WMO highlights severe impacts after ‘decade of exceptional global heat’.
The World Meteorological Organisation reveals that 2019 has been one of the hottest years on record.
The WMO report has warned that we have had a ‘decade of exceptional heat’ with 2019 on course to be the second or third warmest year on record.
The report, released on Tuesday, sources information from many areas including National Meteorological and Hydrological Services (NMHSs) and associated institutions, including United Nations agencies.
The WMO says that the global average temperature in 2019 (January to October) was about 1.1 degrees Celsius above the pre-industrial period.
Global average temperature rise has been at an all-time high this decade, driven by greenhouse gases from human activities.
Concentrations of carbon dioxide in the atmosphere hit a record level of 407.8 parts per million in 2018 and continued to rise in 2019.

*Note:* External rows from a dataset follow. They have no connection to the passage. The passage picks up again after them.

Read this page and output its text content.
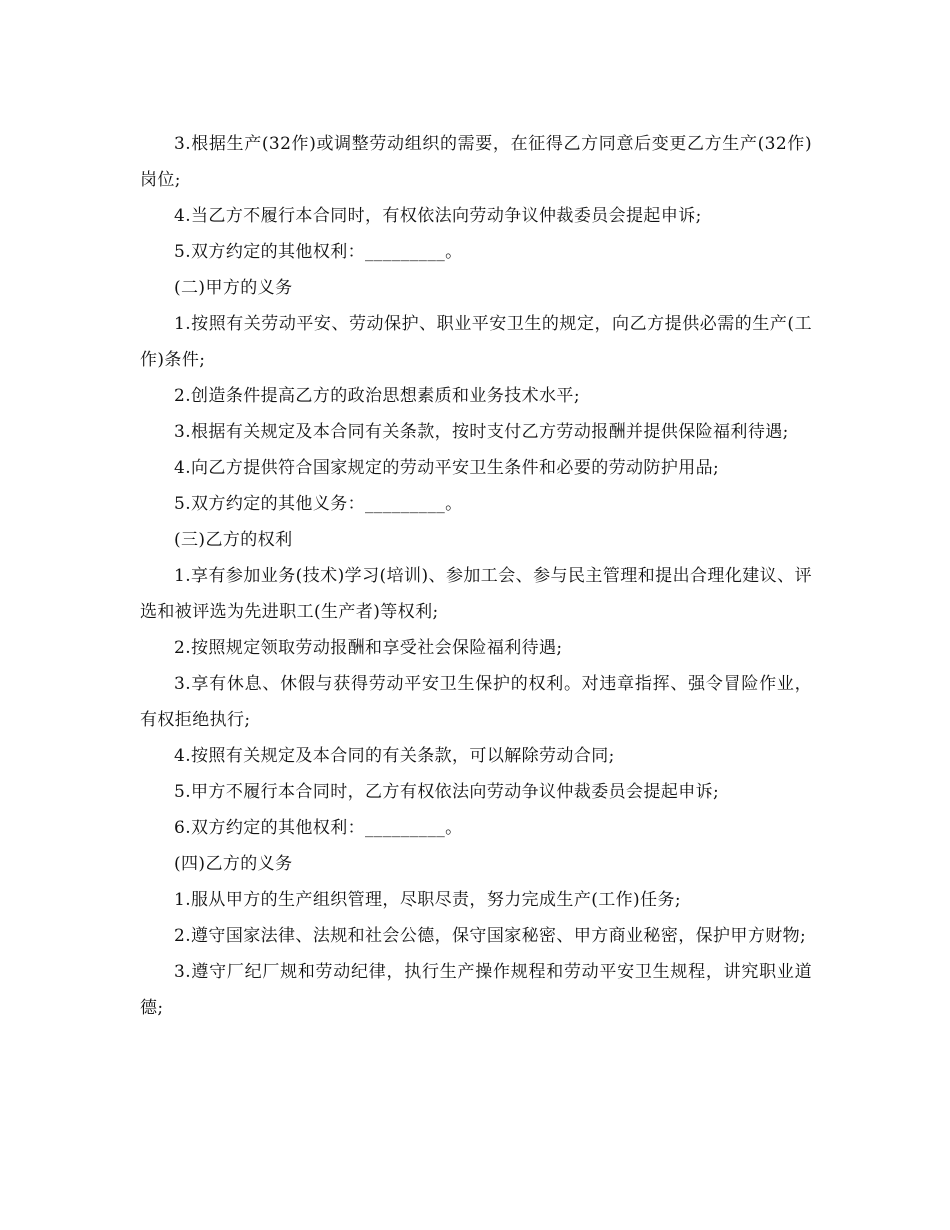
3.根据生产(32作)或调整劳动组织的需要，在征得乙方同意后变更乙方生产(32作)岗位;

4.当乙方不履行本合同时，有权依法向劳动争议仲裁委员会提起申诉;

5.双方约定的其他权利：_________。

(二)甲方的义务

1.按照有关劳动平安、劳动保护、职业平安卫生的规定，向乙方提供必需的生产(工作)条件;

2.创造条件提高乙方的政治思想素质和业务技术水平;

3.根据有关规定及本合同有关条款，按时支付乙方劳动报酬并提供保险福利待遇;

4.向乙方提供符合国家规定的劳动平安卫生条件和必要的劳动防护用品;

5.双方约定的其他义务：_________。

(三)乙方的权利

1.享有参加业务(技术)学习(培训)、参加工会、参与民主管理和提出合理化建议、评选和被评选为先进职工(生产者)等权利;

2.按照规定领取劳动报酬和享受社会保险福利待遇;

3.享有休息、休假与获得劳动平安卫生保护的权利。对违章指挥、强令冒险作业，有权拒绝执行;

4.按照有关规定及本合同的有关条款，可以解除劳动合同;

5.甲方不履行本合同时，乙方有权依法向劳动争议仲裁委员会提起申诉;

6.双方约定的其他权利：_________。

(四)乙方的义务

1.服从甲方的生产组织管理，尽职尽责，努力完成生产(工作)任务;

2.遵守国家法律、法规和社会公德，保守国家秘密、甲方商业秘密，保护甲方财物;

3.遵守厂纪厂规和劳动纪律，执行生产操作规程和劳动平安卫生规程，讲究职业道德;
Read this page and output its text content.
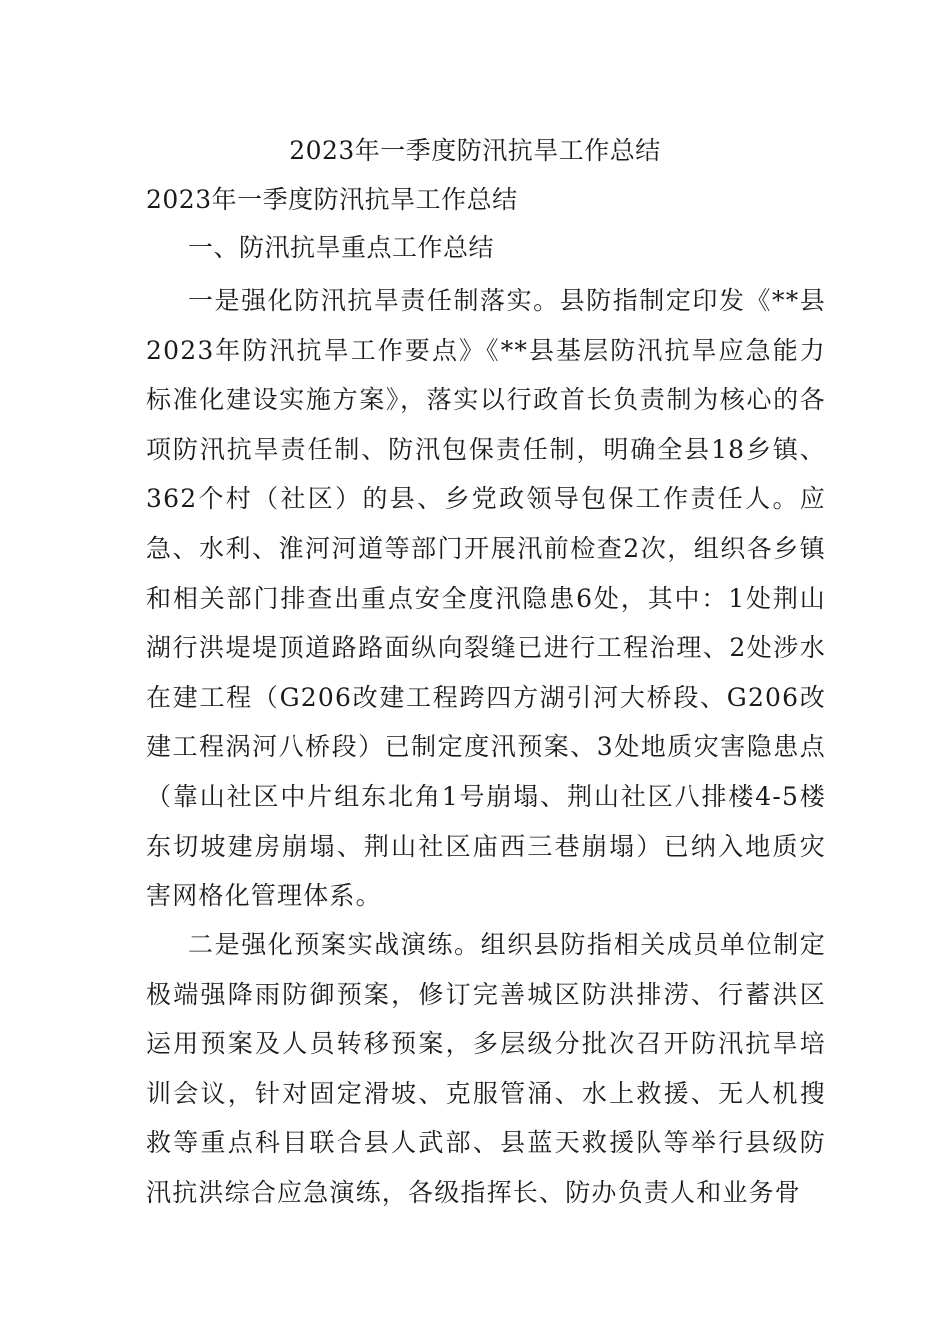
2023年一季度防汛抗旱工作总结
2023年一季度防汛抗旱工作总结
一、防汛抗旱重点工作总结

一是强化防汛抗旱责任制落实。县防指制定印发《**县2023年防汛抗旱工作要点》《**县基层防汛抗旱应急能力标准化建设实施方案》，落实以行政首长负责制为核心的各项防汛抗旱责任制、防汛包保责任制，明确全县18乡镇、362个村（社区）的县、乡党政领导包保工作责任人。应急、水利、淮河河道等部门开展汛前检查2次，组织各乡镇和相关部门排查出重点安全度汛隐患6处，其中：1处荆山湖行洪堤堤顶道路路面纵向裂缝已进行工程治理、2处涉水在建工程（G206改建工程跨四方湖引河大桥段、G206改建工程涡河八桥段）已制定度汛预案、3处地质灾害隐患点（靠山社区中片组东北角1号崩塌、荆山社区八排楼4-5楼东切坡建房崩塌、荆山社区庙西三巷崩塌）已纳入地质灾害网格化管理体系。

二是强化预案实战演练。组织县防指相关成员单位制定极端强降雨防御预案，修订完善城区防洪排涝、行蓄洪区运用预案及人员转移预案，多层级分批次召开防汛抗旱培训会议，针对固定滑坡、克服管涌、水上救援、无人机搜救等重点科目联合县人武部、县蓝天救援队等举行县级防汛抗洪综合应急演练，各级指挥长、防办负责人和业务骨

The rise in temperature has created devastating consequences on the natural world, including floods, drought and extreme heatwaves.

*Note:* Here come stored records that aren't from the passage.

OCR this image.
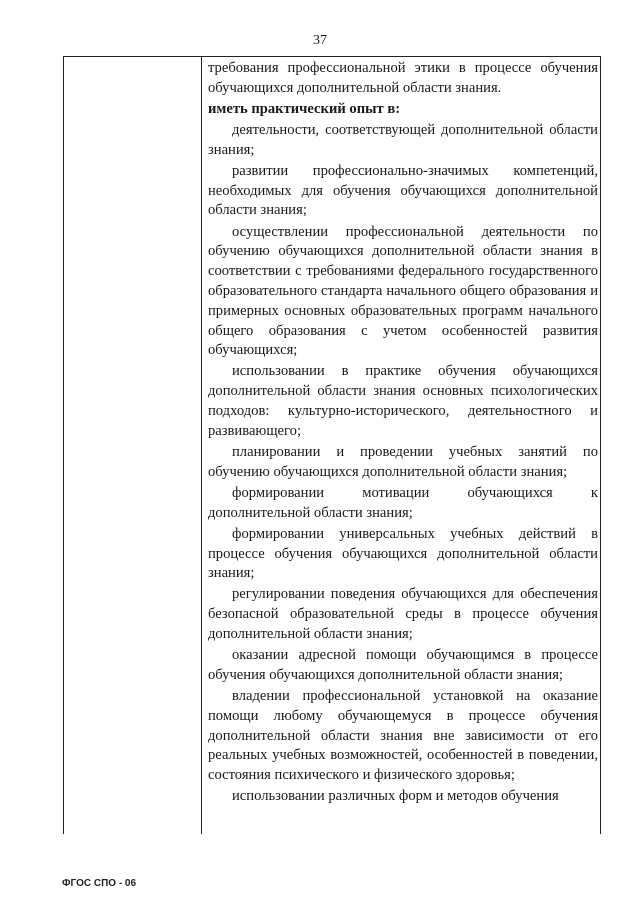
37

требования профессиональной этики в процессе обучения обучающихся дополнительной области знания.

иметь практический опыт в:

деятельности, соответствующей дополнительной области знания;

развитии профессионально-значимых компетенций, необходимых для обучения обучающихся дополнительной области знания;

осуществлении профессиональной деятельности по обучению обучающихся дополнительной области знания в соответствии с требованиями федерального государственного образовательного стандарта начального общего образования и примерных основных образовательных программ начального общего образования с учетом особенностей развития обучающихся;

использовании в практике обучения обучающихся дополнительной области знания основных психологических подходов: культурно-исторического, деятельностного и развивающего;

планировании и проведении учебных занятий по обучению обучающихся дополнительной области знания;

формировании мотивации обучающихся к дополнительной области знания;

формировании универсальных учебных действий в процессе обучения обучающихся дополнительной области знания;

регулировании поведения обучающихся для обеспечения безопасной образовательной среды в процессе обучения дополнительной области знания;

оказании адресной помощи обучающимся в процессе обучения обучающихся дополнительной области знания;

владении профессиональной установкой на оказание помощи любому обучающемуся в процессе обучения дополнительной области знания вне зависимости от его реальных учебных возможностей, особенностей в поведении, состояния психического и физического здоровья;

использовании различных форм и методов обучения

ФГОС СПО - 06
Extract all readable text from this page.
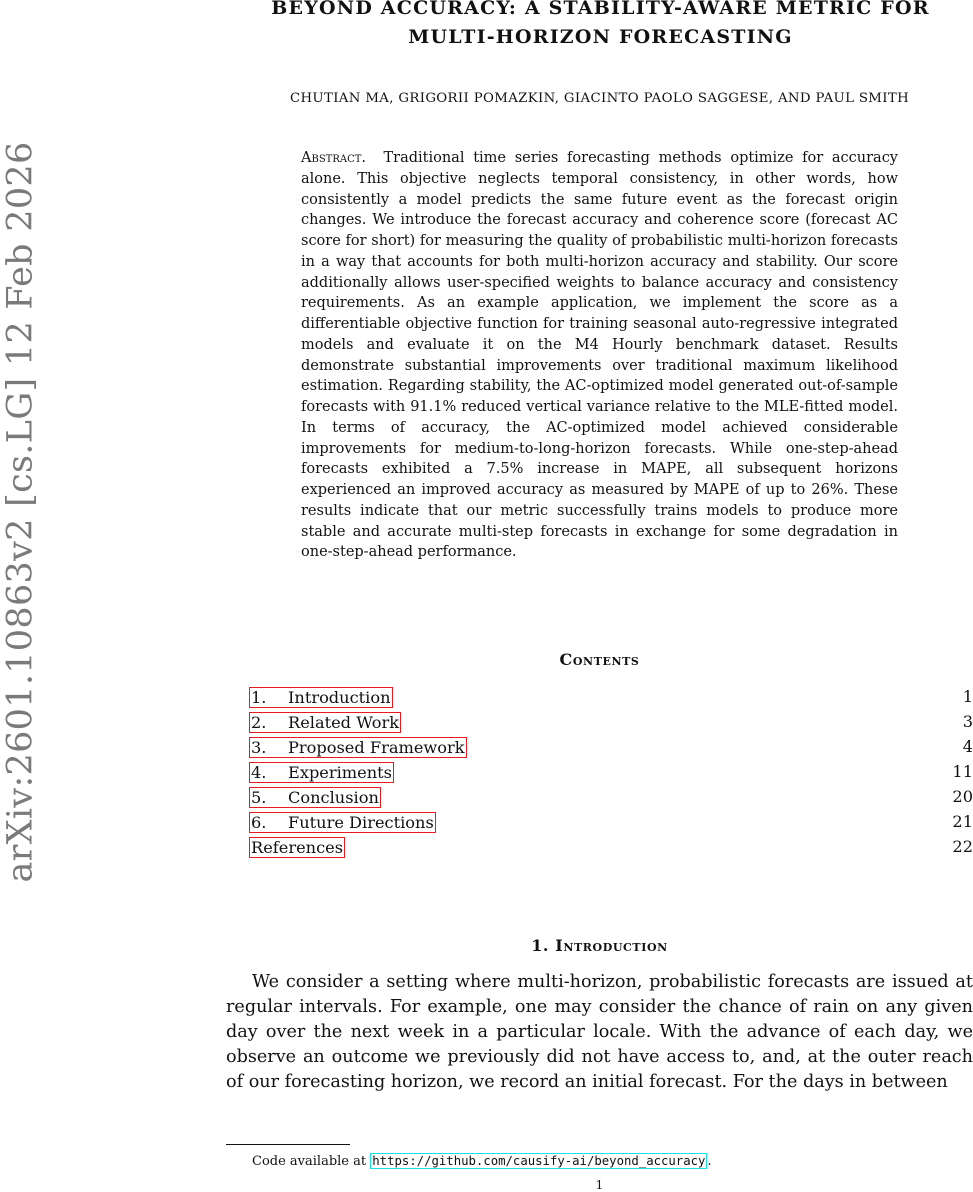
arXiv:2601.10863v2 [cs.LG] 12 Feb 2026
BEYOND ACCURACY: A STABILITY-AWARE METRIC FOR MULTI-HORIZON FORECASTING

CHUTIAN MA, GRIGORII POMAZKIN, GIACINTO PAOLO SAGGESE, AND PAUL SMITH

Abstract. Traditional time series forecasting methods optimize for accuracy alone. This objective neglects temporal consistency, in other words, how consistently a model predicts the same future event as the forecast origin changes. We introduce the forecast accuracy and coherence score (forecast AC score for short) for measuring the quality of probabilistic multi-horizon forecasts in a way that accounts for both multi-horizon accuracy and stability. Our score additionally allows user-specified weights to balance accuracy and consistency requirements. As an example application, we implement the score as a differentiable objective function for training seasonal auto-regressive integrated models and evaluate it on the M4 Hourly benchmark dataset. Results demonstrate substantial improvements over traditional maximum likelihood estimation. Regarding stability, the AC-optimized model generated out-of-sample forecasts with 91.1% reduced vertical variance relative to the MLE-fitted model. In terms of accuracy, the AC-optimized model achieved considerable improvements for medium-to-long-horizon forecasts. While one-step-ahead forecasts exhibited a 7.5% increase in MAPE, all subsequent horizons experienced an improved accuracy as measured by MAPE of up to 26%. These results indicate that our metric successfully trains models to produce more stable and accurate multi-step forecasts in exchange for some degradation in one-step-ahead performance.

Contents
1. Introduction	1
2. Related Work	3
3. Proposed Framework	4
4. Experiments	11
5. Conclusion	20
6. Future Directions	21
References	22
1. Introduction

We consider a setting where multi-horizon, probabilistic forecasts are issued at regular intervals. For example, one may consider the chance of rain on any given day over the next week in a particular locale. With the advance of each day, we observe an outcome we previously did not have access to, and, at the outer reach of our forecasting horizon, we record an initial forecast. For the days in between

Code available at https://github.com/causify-ai/beyond_accuracy .

1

The report notes that two major heatwaves occurred in Europe in late June and late July. In France, a national record of 46.0°C (1.9°C above the previous record) was set on 28 June. National records were also set in Germany (42.6°C) and the United Kingdom (38.7°C), with the heat also extending into the Nordic countries, where Helsinki had its highest temperature on record (33.2°C on 28 July).
Global sea level has also been affected by the extreme heat. In October 2019, the global mean sea level reached its highest value since the beginning of the high-precision altimetry record (January 1993).

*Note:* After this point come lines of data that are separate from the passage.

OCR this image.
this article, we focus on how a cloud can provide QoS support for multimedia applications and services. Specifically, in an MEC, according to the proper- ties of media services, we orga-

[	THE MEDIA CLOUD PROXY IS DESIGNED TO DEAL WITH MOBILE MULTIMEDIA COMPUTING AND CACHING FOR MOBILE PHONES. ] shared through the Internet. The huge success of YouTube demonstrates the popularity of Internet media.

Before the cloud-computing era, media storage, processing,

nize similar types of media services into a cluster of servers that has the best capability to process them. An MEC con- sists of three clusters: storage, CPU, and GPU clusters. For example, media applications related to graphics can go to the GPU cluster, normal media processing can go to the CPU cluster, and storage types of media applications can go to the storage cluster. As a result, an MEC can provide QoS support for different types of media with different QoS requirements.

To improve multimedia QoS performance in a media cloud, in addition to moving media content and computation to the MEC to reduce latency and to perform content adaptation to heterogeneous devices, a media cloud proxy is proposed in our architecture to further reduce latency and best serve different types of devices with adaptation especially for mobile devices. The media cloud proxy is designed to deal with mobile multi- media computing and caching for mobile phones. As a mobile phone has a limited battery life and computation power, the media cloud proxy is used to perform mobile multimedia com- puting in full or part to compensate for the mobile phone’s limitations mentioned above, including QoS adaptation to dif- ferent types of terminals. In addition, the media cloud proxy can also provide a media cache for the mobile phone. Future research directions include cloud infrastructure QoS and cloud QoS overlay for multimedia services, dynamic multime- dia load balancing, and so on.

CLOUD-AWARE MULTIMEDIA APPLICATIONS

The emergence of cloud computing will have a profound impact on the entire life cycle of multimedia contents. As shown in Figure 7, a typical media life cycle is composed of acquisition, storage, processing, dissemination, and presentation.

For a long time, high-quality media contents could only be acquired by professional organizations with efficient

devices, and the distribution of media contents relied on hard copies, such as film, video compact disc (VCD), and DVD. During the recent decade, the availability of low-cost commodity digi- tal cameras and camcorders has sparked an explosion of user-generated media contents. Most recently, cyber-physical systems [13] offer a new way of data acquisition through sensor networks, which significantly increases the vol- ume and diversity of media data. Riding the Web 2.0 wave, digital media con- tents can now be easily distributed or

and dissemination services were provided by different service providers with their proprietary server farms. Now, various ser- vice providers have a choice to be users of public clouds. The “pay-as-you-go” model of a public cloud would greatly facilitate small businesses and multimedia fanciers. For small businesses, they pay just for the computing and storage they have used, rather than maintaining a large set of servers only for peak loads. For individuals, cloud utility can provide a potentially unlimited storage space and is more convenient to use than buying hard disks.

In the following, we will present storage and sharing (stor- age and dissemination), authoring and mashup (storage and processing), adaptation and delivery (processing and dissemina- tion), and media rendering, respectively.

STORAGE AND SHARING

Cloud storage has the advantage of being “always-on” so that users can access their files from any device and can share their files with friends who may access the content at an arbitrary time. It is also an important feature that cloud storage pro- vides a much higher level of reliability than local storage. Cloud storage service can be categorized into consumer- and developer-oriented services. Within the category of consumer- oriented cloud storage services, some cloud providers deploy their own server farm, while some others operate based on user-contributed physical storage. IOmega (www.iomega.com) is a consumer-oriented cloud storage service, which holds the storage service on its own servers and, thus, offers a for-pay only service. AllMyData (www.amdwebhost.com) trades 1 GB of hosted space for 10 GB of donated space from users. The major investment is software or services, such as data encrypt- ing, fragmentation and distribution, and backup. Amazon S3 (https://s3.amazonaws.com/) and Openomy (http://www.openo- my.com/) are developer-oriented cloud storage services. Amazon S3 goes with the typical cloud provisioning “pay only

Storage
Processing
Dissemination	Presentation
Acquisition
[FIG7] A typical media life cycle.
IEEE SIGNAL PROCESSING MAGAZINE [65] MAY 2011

“If we do not take urgent climate action now, then we are heading for a temperature increase of more than 3°C by the end of the century, with ever more harmful impacts on human wellbeing,” said WMO Secretary-General Petteri Taalas. “We are nowhere near on track to meet the Paris Agreement target.”
This week, the UNFCCC COP negotiations kicked off in Madrid, with countries around the world coming together to discuss the progress of climate goals aimed at reducing carbon emissions.